Well, Stan is clear in his mind what he wants to do, and we try to accommodate him. He’s built up quite a library of “Usagi” over the years, as well as “Space Usagi.” He’s got some new stuff coming up soon, and as you know, he just did “47 Ronin” with me. But in the meantime, he’s had a lot of personal things he’s had to go through of late. We love Stan. He’s one of the best people you could ever meet — a thoughtful, caring person. He’s like family, and when something awful happens to a member of the family, you want to find a way to help. The benefit book we’re doing — which we’ve been overwhelmed by the response to — is an idea Bill Morrison called me with. I thought it was a great idea, and we jumped at the chance to organize it. We hope we can really help out, but what’s most important to Stan is the outpouring of affection that’s resulted. He can see the response. Sometimes, when you’re a creator sitting at a board, you wonder if anyone notices. I think, for both he and Sharon’s spirits, this effort has been really encouraging.
And the talent here is really a huge range of people — not just Dark Horse regulars, but folks like Matt Groening. I’m betting with Stan’s reputation that you had people knocking down the door to contribute.
It’s true. It’s been pretty amazing. In fact, I’ve had a lot of writers contacting me and saying, “How can I help?” It’s a bit harder if you’re not an artist to be involved in this particular project, but I think it shows the extent that Stan has affected the industry. It truly is an amazing show of affection and support for Stan, and he deserves it. He’s just as good a person as you could ever meet. Forget the art and the books. He’s just a wonderful person.
Moving forward with the whole line, I know a lot of creator-owned projects, like the incoming “White Suits,” have been launched first in “Dark Horse Presents” with follow ups of full series. Do you anticipate that will be a model you’ll continue to work as new series are announced?
Sure. The great thing is that we have projects like “Resident Alien,” which started [in “DHP”] and has become a series on its own and has brought some wider entertainment possibilities. There are a number of projects that start in “DHP” and become series. A lot of the time, I’ll approach a creator about working with us, and they’ll say, “I’m doing this project and that one. I don’t have the time.” So I say, “Well, how about eight pages a month?” and they can do that. Then we can collect that later into pamphlet, or — if there’s enough work — a trade. I’m always on the look for new projects for that series, and we’ve got editors here looking for pitches for new creator-owned projects as well.
You’ve turned over some cards on 2014 over the course of these interviews, and I get the sense there are more projects to be announced for later in the year. But overall, what do you want to leave as your overall goal to accomplish in publishing this year?

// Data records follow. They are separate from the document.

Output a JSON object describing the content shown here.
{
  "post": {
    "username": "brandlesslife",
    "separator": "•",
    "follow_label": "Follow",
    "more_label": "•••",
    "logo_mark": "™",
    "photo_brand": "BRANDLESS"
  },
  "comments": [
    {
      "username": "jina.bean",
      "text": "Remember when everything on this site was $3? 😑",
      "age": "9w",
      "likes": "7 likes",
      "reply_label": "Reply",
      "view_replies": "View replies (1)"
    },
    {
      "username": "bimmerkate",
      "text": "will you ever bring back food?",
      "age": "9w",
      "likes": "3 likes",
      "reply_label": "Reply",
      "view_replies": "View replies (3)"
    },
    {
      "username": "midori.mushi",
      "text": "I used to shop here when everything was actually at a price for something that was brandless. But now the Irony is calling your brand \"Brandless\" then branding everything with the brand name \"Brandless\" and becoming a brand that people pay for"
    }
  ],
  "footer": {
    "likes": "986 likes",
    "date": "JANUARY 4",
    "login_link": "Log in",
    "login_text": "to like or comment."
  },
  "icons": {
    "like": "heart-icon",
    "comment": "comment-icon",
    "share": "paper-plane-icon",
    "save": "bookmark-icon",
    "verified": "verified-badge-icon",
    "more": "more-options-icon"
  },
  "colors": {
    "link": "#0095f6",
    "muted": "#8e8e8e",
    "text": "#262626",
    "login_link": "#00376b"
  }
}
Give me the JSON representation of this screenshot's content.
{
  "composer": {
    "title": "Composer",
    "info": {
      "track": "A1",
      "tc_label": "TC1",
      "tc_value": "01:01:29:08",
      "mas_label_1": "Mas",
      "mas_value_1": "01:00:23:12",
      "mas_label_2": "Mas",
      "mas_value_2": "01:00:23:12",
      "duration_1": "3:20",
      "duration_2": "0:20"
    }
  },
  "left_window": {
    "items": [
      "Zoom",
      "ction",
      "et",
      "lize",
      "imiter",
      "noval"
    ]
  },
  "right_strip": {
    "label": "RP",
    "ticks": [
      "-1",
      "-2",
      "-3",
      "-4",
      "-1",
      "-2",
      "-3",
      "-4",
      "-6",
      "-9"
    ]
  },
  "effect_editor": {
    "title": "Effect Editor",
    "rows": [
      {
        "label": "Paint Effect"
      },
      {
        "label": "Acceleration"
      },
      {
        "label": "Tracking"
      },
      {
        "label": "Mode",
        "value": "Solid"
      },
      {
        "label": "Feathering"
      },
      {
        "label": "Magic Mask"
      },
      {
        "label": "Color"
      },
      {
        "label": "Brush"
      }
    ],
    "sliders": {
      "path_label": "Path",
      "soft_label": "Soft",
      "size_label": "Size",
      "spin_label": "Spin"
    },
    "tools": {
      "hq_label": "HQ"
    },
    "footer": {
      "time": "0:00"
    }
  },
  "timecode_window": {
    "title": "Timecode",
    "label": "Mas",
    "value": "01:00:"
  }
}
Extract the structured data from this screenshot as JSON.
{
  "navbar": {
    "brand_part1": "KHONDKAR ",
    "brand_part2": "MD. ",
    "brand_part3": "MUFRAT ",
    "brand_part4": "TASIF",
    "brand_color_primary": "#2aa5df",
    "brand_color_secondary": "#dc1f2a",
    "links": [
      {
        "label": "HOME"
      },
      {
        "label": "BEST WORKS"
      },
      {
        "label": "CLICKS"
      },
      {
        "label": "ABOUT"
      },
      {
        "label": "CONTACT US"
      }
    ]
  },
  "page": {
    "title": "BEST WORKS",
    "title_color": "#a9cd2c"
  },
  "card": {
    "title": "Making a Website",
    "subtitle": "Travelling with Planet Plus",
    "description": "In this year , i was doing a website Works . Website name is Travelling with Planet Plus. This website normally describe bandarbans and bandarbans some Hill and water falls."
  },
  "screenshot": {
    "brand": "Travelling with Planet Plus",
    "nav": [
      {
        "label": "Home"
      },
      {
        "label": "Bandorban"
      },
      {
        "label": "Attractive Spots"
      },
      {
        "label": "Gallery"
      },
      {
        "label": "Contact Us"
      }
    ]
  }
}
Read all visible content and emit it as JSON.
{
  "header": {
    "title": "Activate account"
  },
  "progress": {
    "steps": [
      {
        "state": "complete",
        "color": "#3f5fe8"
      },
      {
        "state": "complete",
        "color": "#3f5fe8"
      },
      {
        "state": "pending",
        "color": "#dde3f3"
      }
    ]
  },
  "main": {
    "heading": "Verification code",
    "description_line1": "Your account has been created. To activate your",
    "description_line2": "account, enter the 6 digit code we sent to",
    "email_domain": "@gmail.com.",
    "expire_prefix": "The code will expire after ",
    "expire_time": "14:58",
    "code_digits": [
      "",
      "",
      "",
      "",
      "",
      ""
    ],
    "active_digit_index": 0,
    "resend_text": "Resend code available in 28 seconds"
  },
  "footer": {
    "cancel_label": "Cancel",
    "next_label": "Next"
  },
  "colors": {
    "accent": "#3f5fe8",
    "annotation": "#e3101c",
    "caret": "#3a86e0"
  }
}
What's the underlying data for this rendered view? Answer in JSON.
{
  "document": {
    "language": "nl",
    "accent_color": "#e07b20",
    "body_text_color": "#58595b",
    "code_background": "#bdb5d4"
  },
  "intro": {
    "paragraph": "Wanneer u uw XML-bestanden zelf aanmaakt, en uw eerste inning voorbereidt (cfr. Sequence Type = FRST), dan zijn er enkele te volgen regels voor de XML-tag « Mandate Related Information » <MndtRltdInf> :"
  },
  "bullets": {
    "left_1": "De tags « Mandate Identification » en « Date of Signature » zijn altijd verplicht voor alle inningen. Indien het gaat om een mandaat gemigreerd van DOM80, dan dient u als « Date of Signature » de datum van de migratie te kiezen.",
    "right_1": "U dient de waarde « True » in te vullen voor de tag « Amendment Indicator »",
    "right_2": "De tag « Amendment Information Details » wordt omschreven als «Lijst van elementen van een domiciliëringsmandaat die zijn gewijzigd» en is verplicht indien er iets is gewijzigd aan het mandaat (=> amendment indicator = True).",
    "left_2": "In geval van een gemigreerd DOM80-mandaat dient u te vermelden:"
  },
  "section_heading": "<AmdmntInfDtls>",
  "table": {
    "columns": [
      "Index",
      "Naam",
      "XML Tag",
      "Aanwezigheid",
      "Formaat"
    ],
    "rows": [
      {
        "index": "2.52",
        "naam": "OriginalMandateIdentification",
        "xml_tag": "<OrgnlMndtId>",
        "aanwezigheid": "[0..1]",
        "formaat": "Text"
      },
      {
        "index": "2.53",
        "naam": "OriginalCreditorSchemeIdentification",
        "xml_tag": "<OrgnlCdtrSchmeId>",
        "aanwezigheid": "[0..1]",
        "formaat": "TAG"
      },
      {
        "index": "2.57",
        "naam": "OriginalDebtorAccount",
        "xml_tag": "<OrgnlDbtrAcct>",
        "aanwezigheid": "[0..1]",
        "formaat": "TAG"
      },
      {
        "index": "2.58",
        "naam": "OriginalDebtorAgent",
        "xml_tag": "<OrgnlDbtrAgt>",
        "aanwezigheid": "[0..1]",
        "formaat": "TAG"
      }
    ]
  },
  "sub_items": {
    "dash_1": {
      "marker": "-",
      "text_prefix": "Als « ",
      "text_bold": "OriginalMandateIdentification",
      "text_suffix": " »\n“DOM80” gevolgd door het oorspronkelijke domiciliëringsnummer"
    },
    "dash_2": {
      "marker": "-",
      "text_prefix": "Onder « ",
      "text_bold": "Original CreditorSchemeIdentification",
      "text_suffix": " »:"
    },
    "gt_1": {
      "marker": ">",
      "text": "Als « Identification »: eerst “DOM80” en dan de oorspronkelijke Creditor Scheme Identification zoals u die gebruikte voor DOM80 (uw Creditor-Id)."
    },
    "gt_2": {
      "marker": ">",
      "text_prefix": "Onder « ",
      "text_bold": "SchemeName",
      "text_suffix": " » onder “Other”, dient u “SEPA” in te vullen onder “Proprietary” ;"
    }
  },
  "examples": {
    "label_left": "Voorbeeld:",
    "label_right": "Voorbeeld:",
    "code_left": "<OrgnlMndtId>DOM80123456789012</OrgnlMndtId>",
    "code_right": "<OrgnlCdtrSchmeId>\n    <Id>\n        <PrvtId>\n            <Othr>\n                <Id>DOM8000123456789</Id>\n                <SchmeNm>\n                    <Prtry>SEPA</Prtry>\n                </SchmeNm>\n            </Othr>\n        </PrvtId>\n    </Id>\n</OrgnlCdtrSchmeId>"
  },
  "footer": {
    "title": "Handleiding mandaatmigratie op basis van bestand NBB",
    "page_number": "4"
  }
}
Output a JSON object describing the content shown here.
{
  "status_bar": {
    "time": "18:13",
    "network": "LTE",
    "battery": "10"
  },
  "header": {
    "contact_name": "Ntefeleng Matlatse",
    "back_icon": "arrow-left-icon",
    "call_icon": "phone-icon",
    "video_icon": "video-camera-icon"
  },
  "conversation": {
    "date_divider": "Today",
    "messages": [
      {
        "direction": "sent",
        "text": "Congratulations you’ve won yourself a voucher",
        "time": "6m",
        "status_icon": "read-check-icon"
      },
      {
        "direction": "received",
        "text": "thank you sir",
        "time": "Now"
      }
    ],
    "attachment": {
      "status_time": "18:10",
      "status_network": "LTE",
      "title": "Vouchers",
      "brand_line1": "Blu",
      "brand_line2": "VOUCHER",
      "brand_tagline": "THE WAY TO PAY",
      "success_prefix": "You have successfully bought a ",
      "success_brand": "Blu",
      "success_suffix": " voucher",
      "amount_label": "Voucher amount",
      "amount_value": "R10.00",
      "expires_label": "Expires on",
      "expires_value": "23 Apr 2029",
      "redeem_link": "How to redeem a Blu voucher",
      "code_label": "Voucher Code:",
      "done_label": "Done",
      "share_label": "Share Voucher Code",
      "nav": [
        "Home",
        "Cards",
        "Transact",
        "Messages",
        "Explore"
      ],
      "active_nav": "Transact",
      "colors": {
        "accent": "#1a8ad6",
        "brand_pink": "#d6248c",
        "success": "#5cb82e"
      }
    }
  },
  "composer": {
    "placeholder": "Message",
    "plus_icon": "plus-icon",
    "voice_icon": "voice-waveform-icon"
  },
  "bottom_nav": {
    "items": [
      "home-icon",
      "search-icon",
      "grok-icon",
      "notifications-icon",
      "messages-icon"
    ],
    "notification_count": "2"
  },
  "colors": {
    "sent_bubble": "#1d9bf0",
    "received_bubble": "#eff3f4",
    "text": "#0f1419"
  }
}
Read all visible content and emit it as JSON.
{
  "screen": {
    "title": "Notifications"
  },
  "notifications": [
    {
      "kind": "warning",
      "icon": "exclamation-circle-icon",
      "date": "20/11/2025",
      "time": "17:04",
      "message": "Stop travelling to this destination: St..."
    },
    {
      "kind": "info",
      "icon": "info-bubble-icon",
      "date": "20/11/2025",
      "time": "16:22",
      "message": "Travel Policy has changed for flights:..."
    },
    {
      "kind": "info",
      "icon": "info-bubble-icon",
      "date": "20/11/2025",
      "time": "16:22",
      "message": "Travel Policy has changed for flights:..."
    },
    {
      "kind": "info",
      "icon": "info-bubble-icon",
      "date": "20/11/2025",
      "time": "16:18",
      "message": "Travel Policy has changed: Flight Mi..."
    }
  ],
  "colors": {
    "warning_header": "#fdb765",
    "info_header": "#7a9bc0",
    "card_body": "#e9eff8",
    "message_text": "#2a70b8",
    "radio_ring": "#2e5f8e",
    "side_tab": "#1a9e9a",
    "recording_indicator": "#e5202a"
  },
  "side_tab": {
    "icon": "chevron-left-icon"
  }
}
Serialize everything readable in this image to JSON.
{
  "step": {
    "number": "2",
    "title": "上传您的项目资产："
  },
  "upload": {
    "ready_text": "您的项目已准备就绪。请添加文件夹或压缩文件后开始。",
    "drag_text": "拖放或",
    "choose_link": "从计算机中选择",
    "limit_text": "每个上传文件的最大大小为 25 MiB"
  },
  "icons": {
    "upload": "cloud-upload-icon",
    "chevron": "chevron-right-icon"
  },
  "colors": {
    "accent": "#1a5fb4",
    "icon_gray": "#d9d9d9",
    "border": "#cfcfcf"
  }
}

Our goal is to really sustain the momentum that we gained last year. I think I mentioned this before, but 2013 was by far the best year we ever had. Our business was up by roughly 30%, which is an astonishing number. We’ve expanded our line and have more pamphlets coming out than ever before. It’s a crowded market, but we want our stuff to shine from every aspect.
Our big initiative for the year is more creator-owned work. We want more of those books on our schedule, and we feel a new energy here. We’re going after some great projects, and as we announce some of what we’ve gotten, people are going to be surprised. When we’ve done pushes behind creators in the past, we’ve had great success, and so, here we go again.